The point of Roush's essay is that the laptop's hardware and software tools don't come with an instruction manual and, although they're being delivered through school systems around the world, they're not part of an detailed curriculum; they're part of a "constructivist" model of learning. Children are expected to discover a lot of the possibilities by themselves.
He quotes the OLPC official who pointed him to the Parto de una vaca video, speaking of the student videographer and friends:
"Nobody taught them how to do this, but they're already making their
own stuff and posting it to YouTube! You can see this fluency
developing, a sense of what it means to express something in video."

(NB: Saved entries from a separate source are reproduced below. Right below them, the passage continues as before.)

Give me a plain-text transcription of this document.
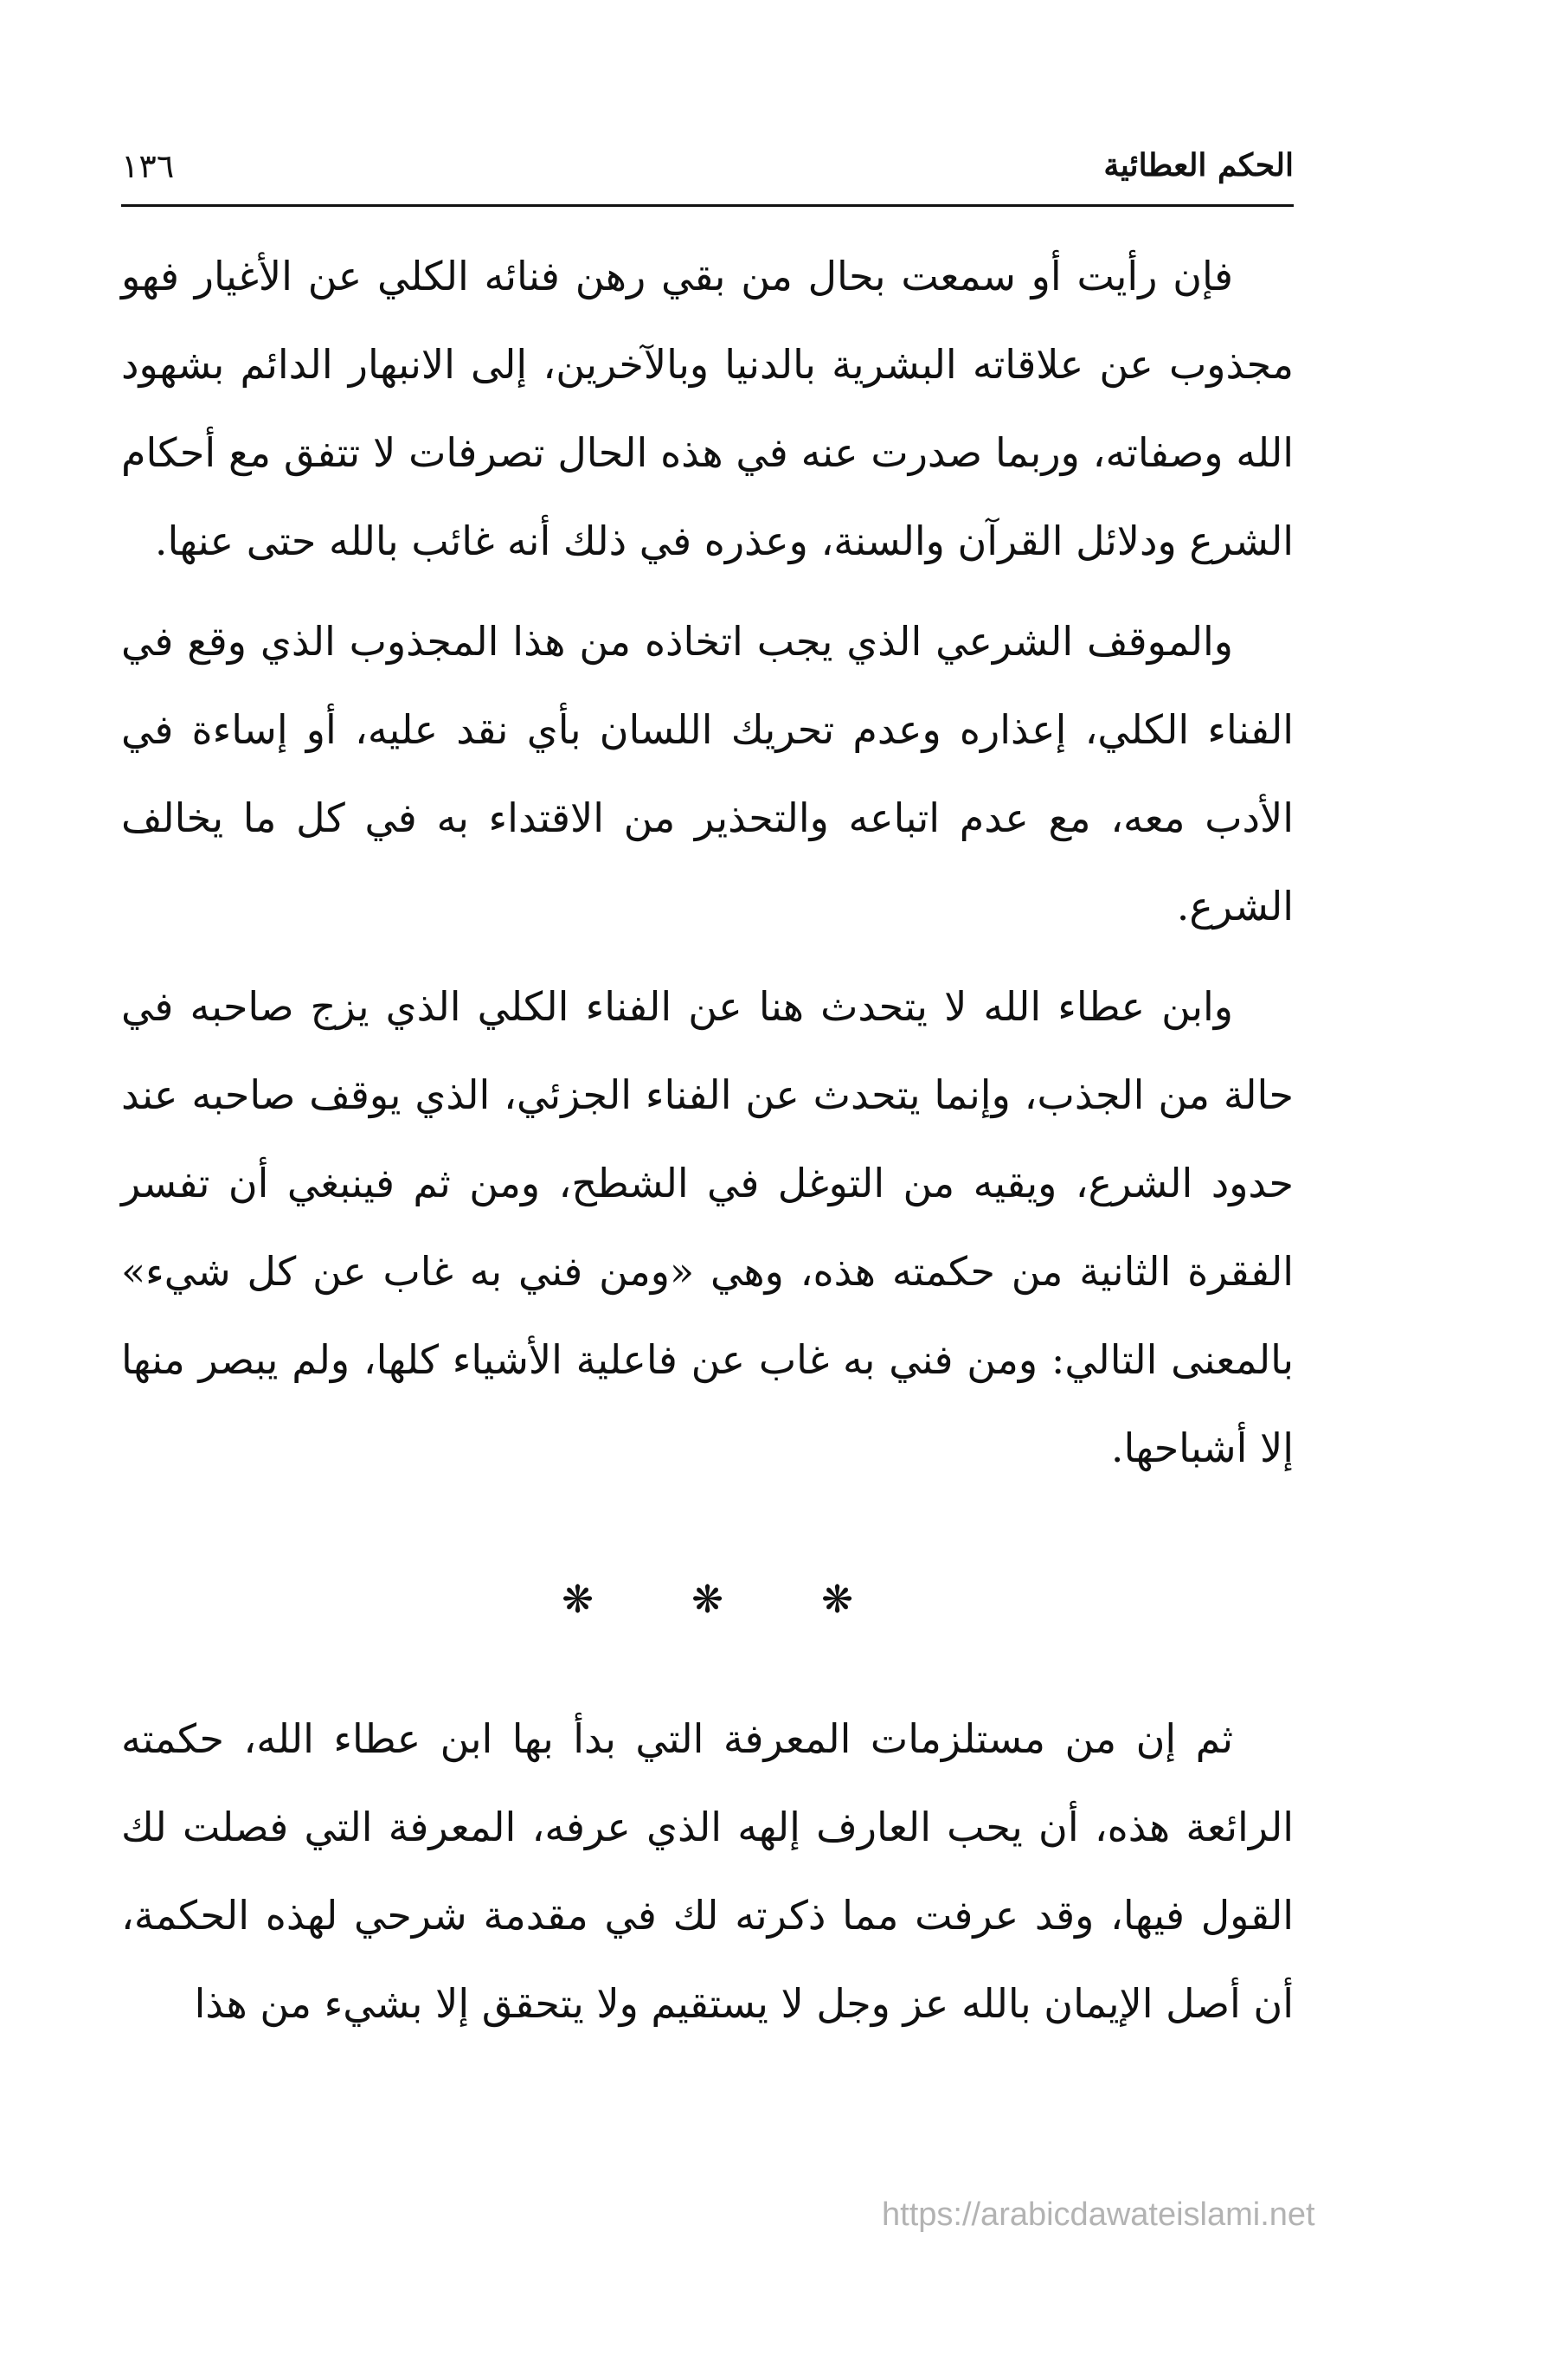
الحكم العطائية
١٣٦

فإن رأيت أو سمعت بحال من بقي رهن فنائه الكلي عن الأغيار فهو مجذوب عن علاقاته البشرية بالدنيا وبالآخرين، إلى الانبهار الدائم بشهود الله وصفاته، وربما صدرت عنه في هذه الحال تصرفات لا تتفق مع أحكام الشرع ودلائل القرآن والسنة، وعذره في ذلك أنه غائب بالله حتى عنها.

والموقف الشرعي الذي يجب اتخاذه من هذا المجذوب الذي وقع في الفناء الكلي، إعذاره وعدم تحريك اللسان بأي نقد عليه، أو إساءة في الأدب معه، مع عدم اتباعه والتحذير من الاقتداء به في كل ما يخالف الشرع.

وابن عطاء الله لا يتحدث هنا عن الفناء الكلي الذي يزج صاحبه في حالة من الجذب، وإنما يتحدث عن الفناء الجزئي، الذي يوقف صاحبه عند حدود الشرع، ويقيه من التوغل في الشطح، ومن ثم فينبغي أن تفسر الفقرة الثانية من حكمته هذه، وهي «ومن فني به غاب عن كل شيء» بالمعنى التالي: ومن فني به غاب عن فاعلية الأشياء كلها، ولم يبصر منها إلا أشباحها.

❋	❋	❋

ثم إن من مستلزمات المعرفة التي بدأ بها ابن عطاء الله، حكمته الرائعة هذه، أن يحب العارف إلهه الذي عرفه، المعرفة التي فصلت لك القول فيها، وقد عرفت مما ذكرته لك في مقدمة شرحي لهذه الحكمة، أن أصل الإيمان بالله عز وجل لا يستقيم ولا يتحقق إلا بشيء من هذا

https://arabicdawateislami.net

I'll agree about the little computer having great potential... As far as teaching my own subject with it, well, there are plenty of definitions of journalism that would accept the comment by one of the (young? urban?) viewers at YouTube: "omg
that cow came out of the other cow, amazing."
While we're talking about news definitions, styles and techniques, I'd like my news writing students to look over some journalism instruction materials that the OLPC program has online, and discuss adapting the tips and storytelling guidelines to the needs of younger students and other cultures.
Those "Learning Activities/Journalism" tutorials at OLPC were written by Jack Driscoll of the Boston Globe for an earlier community journalism project. After visiting Roush's article and that video, I checked to see if Driscoll included a section on photography.
He did, including the comment "In some cases a photo stands alone and tells a story." Or, as our friend in Uruguay might put it, "Sometimes you just have to point the camera at the cow."